Ibu Menangis Diintrogasi dan Diviralkan, LBH Kasasi Sentil Keras Akun Pemdes Samaturu

104
×

Ibu Menangis Diintrogasi dan Diviralkan, LBH Kasasi Sentil Keras Akun Pemdes Samaturu

Sebarkan artikel ini

KOLAKA UTARA- Sebuah video viral yang memperlihatkan seorang ibu menangis terisak-isak saat diinterogasi karena disebut memungut kelapa jatuh di kebun warga menuai sorotan publik. Perempuan itu mengaku tidak mengetahui adanya aturan di desa setempat yang mengkategorikan pengambilan kelapa jatuh sebagai tindak pencurian.

Dalam video yang sempat beredar, ia menyebut dirinya ikut memungut kelapa karena melihat orang lain melakukan hal serupa. Di tengah kondisi tersebut, ia juga mengaku terdesak kebutuhan ekonomi sehingga melakukan tindakan itu untuk memenuhi kebutuhan hidup.

Video itu diunggah oleh akun Facebook Pemerintah Desa (Pemdes) Samaturu dengan wajah terduga pelaku telah disensor. Video itu tampak telah dihapus pasca memicu pro dan kontra publik.

Banyak pihak menilai tindakan mempublikasikan video interogasi tersebut tidak tepat, terlebih hingga memperlihatkan kondisi psikologis perempuan itu yang menangis tersedu-sedu dan mengundang rasa iba publik.

Menanggapi polemik yang berkembang, Pemerintah Desa Samaturu memberikan klarifikasi setelah menghapus video tersebut.

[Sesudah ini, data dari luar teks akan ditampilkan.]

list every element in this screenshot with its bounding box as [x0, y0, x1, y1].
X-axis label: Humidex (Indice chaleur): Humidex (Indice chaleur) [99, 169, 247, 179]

Dalam pernyataan resminya, pihak desa menegaskan bahwa publikasi dilakukan bukan untuk mempermalukan atau menghakimi individu.

“Publikasi dilakukan semata-mata sebagai sarana diseminasi informasi dan edukasi kepada masyarakat terkait peraturan yang telah disepakati, yakni sanksi denda sebesar Rp200.000 per butir untuk pengambilan kelapa dan Rp2.000.000 per kilogram untuk pencurian kakao,” demikian pernyataan Pemdes Samaturu.

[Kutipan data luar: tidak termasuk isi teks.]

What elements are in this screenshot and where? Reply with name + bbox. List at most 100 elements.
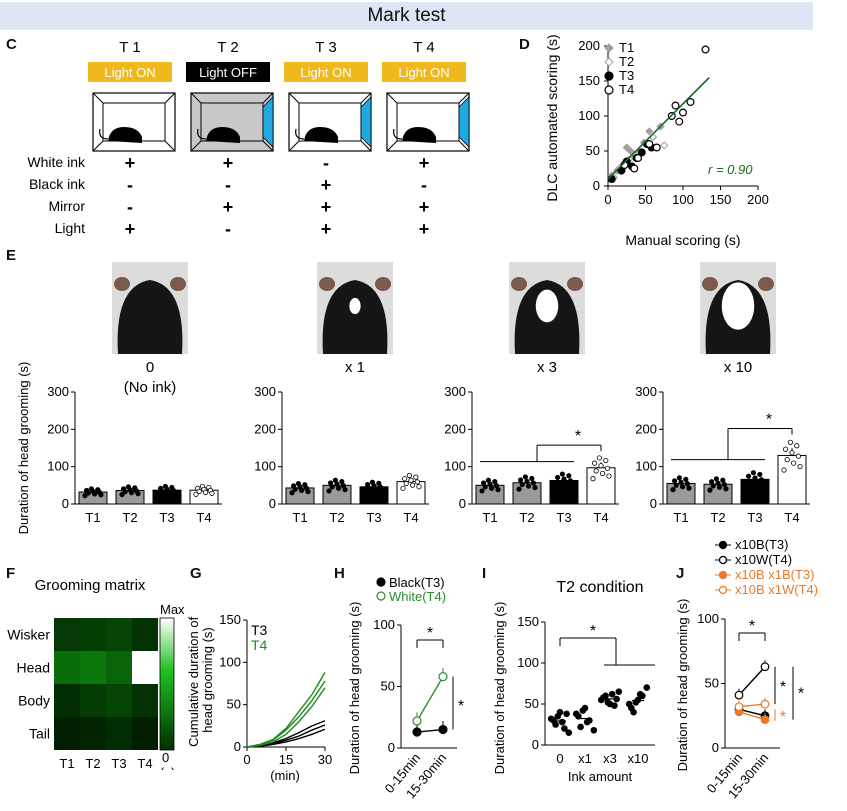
legend-label: T4 [619, 82, 634, 97]
x-tick-label: T3 [556, 510, 571, 525]
individual-point [409, 482, 416, 488]
data-point [633, 153, 642, 162]
heatmap-col-label: T3 [111, 756, 126, 770]
light-banner [382, 62, 466, 82]
y-tick-label: 100 [635, 459, 657, 474]
heatmap-row-label: Wisker [7, 627, 50, 643]
heatmap-cell [80, 684, 106, 717]
heatmap-col-label: T4 [137, 756, 152, 770]
y-tick-label: 100 [219, 654, 241, 669]
legend-marker [376, 577, 386, 587]
data-point [643, 684, 651, 691]
x-tick-label: T3 [159, 510, 174, 525]
x-tick-label: T1 [673, 510, 688, 525]
data-point [637, 148, 646, 157]
legend-marker [604, 71, 614, 81]
y-tick-label: 150 [517, 614, 539, 629]
data-point [583, 718, 591, 726]
panel-label-e: E [6, 247, 17, 264]
trial-label: T 2 [217, 39, 238, 56]
heatmap-cell [132, 651, 158, 684]
data-point [675, 117, 684, 126]
individual-point [335, 485, 342, 491]
individual-point [683, 476, 689, 482]
individual-point [98, 492, 104, 498]
mouse-icon [206, 127, 240, 143]
individual-point [416, 484, 422, 490]
individual-point [750, 470, 757, 476]
individual-point [366, 485, 372, 491]
individual-point [596, 455, 603, 461]
y-tick-label: 200 [254, 421, 276, 436]
arena-edge [458, 92, 470, 104]
data-point [660, 141, 669, 150]
ink-mark [721, 282, 755, 330]
sig-star: * [798, 686, 804, 703]
individual-point [85, 490, 91, 496]
heatmap-row-label: Tail [29, 726, 50, 742]
individual-point [400, 485, 406, 491]
y-tick-label: 0 [593, 178, 600, 193]
individual-point [326, 488, 332, 494]
individual-point [789, 450, 795, 456]
panel-c-setup: T 1 Light ON T 2 Light OFF T 3 Light ON T 4 Lig… [27, 39, 470, 239]
cumulative-line [246, 728, 326, 748]
header-banner: Mark test [0, 2, 813, 30]
data-point [636, 690, 644, 698]
light-label: Light ON [300, 65, 351, 80]
condition-label: x 1 [345, 359, 365, 376]
individual-point [298, 487, 305, 494]
sig-star: * [780, 679, 786, 696]
x-tick-label: 30 [318, 752, 332, 767]
individual-point [166, 489, 172, 495]
series-line [738, 708, 766, 717]
data-point [645, 139, 654, 148]
y-tick-label: 50 [381, 679, 395, 694]
x-tick-label: T4 [784, 510, 799, 525]
mouse-icon [304, 127, 338, 143]
y-tick-label: 100 [697, 611, 719, 626]
heatmap-cell [80, 651, 106, 684]
individual-point [119, 491, 125, 498]
condition-sign: + [321, 219, 332, 239]
individual-point [679, 484, 686, 490]
individual-point [129, 490, 135, 496]
individual-point [708, 479, 715, 485]
mouse-ear [114, 277, 130, 291]
individual-point [517, 477, 524, 483]
individual-point [289, 490, 295, 496]
data-point [575, 713, 582, 720]
individual-point [781, 467, 787, 473]
legend-label: T1 [619, 40, 634, 55]
arena-edge [288, 92, 300, 104]
mouse-tail-icon [295, 128, 305, 140]
individual-point [406, 472, 412, 479]
sig-star: * [458, 698, 464, 715]
individual-point [686, 485, 692, 491]
individual-point [529, 475, 535, 482]
heatmap-cell [54, 651, 80, 684]
sig-star: * [780, 709, 786, 726]
arena-edge [190, 140, 202, 152]
condition-label: 0 [146, 359, 154, 376]
mouse-ear [511, 277, 527, 291]
individual-point [193, 491, 199, 497]
y-tick-label: 50 [705, 676, 719, 691]
series-line [738, 666, 766, 696]
heatmap-cell [132, 684, 158, 717]
individual-point [122, 489, 128, 495]
individual-point [156, 491, 162, 497]
individual-point [567, 478, 574, 484]
panel-j-lines: x10B(T3)x10W(T4)x10B x1B(T3)x10B x1W(T4)… [675, 537, 818, 801]
x-tick-label: x10 [628, 751, 649, 766]
legend-marker [604, 85, 614, 95]
ink-mark [349, 297, 361, 315]
y-tick-label: 50 [586, 143, 600, 158]
heatmap-row-label: Head [17, 660, 50, 676]
individual-point [720, 477, 726, 483]
condition-sign: + [125, 153, 136, 173]
individual-point [482, 484, 488, 490]
individual-point [561, 476, 567, 482]
individual-point [747, 478, 753, 485]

Pemerintah desa juga menyebut langkah tersebut sebagai upaya preventif untuk meningkatkan kesadaran hukum masyarakat, sekaligus merespons keluhan warga terkait maraknya kehilangan hasil kebun.

Akun Resmi Pemdes Tak Boleh Asal Unggah Konten

Video unggahan Pemdes Samaturu mendapat kritik keras dari Lembaga Bantuan Hukum Komite Advokasi dan Study Hukum (LBH Kasasi) Cabang Kolaka Utara. Ridal, S.H selaku Sekretaris menilai publikasi video interogasi oleh akun resmi pemerintah desa merupakan tindakan yang tidak etis.

“Publikasi seperti ini berisiko mengabaikan asas praduga tak bersalah. Seharusnya, sebelum ada putusan hukum tetap, kondisi warga tidak diumbar ke ruang publik,” tegasnya.

Menurut Ridal, akun resmi pemerintah desa seharusnya difungsikan sebagai sarana pelayanan publik dan penyebaran informasi pembangunan, bukan menjadi alat untuk mengekspos warga, terlebih dalam kasus dugaan tindak pidana ringan yang dipicu faktor ekonomi.

LBH Kasasi juga menekankan pentingnya pendekatan keadilan restoratif dalam menyelesaikan persoalan di tingkat desa. Penyelesaian melalui musyawarah dinilai lebih manusiawi dan relevan, terutama jika pelanggaran terjadi karena keterdesakan ekonomi.

“Ini bukan sekadar soal hukum, tapi juga soal kemanusiaan. Pemerintah desa harus hadir memberi solusi, bukan memperkeruh kondisi sosial warga,” lanjutnya.

Sebagai bentuk komitmen perlindungan hak warga, LBH Kasasi menyatakan siap memberikan pendampingan hukum secara gratis kepada perempuan tersebut. Selain itu, mereka juga mendesak Pemerintah Desa Samaturu untuk menyampaikan permohonan maaf secara terbuka.

LBH Kasasi bahkan membuka kemungkinan membawa persoalan ini ke Dinas Pemberdayaan Masyarakat dan Desa (DPMD) apabila tidak ada itikad baik dari pihak desa.

“Hukum harus hadir sebagai pelindung, bukan alat yang melukai. Pemerintah, termasuk di tingkat desa, wajib memastikan setiap warga diperlakukan secara adil dan bermartabat,” tutup Ridal.

Hingga kini, belum diketahui pasti identitas dan tempat domisili dari sosok perempuan tersebut.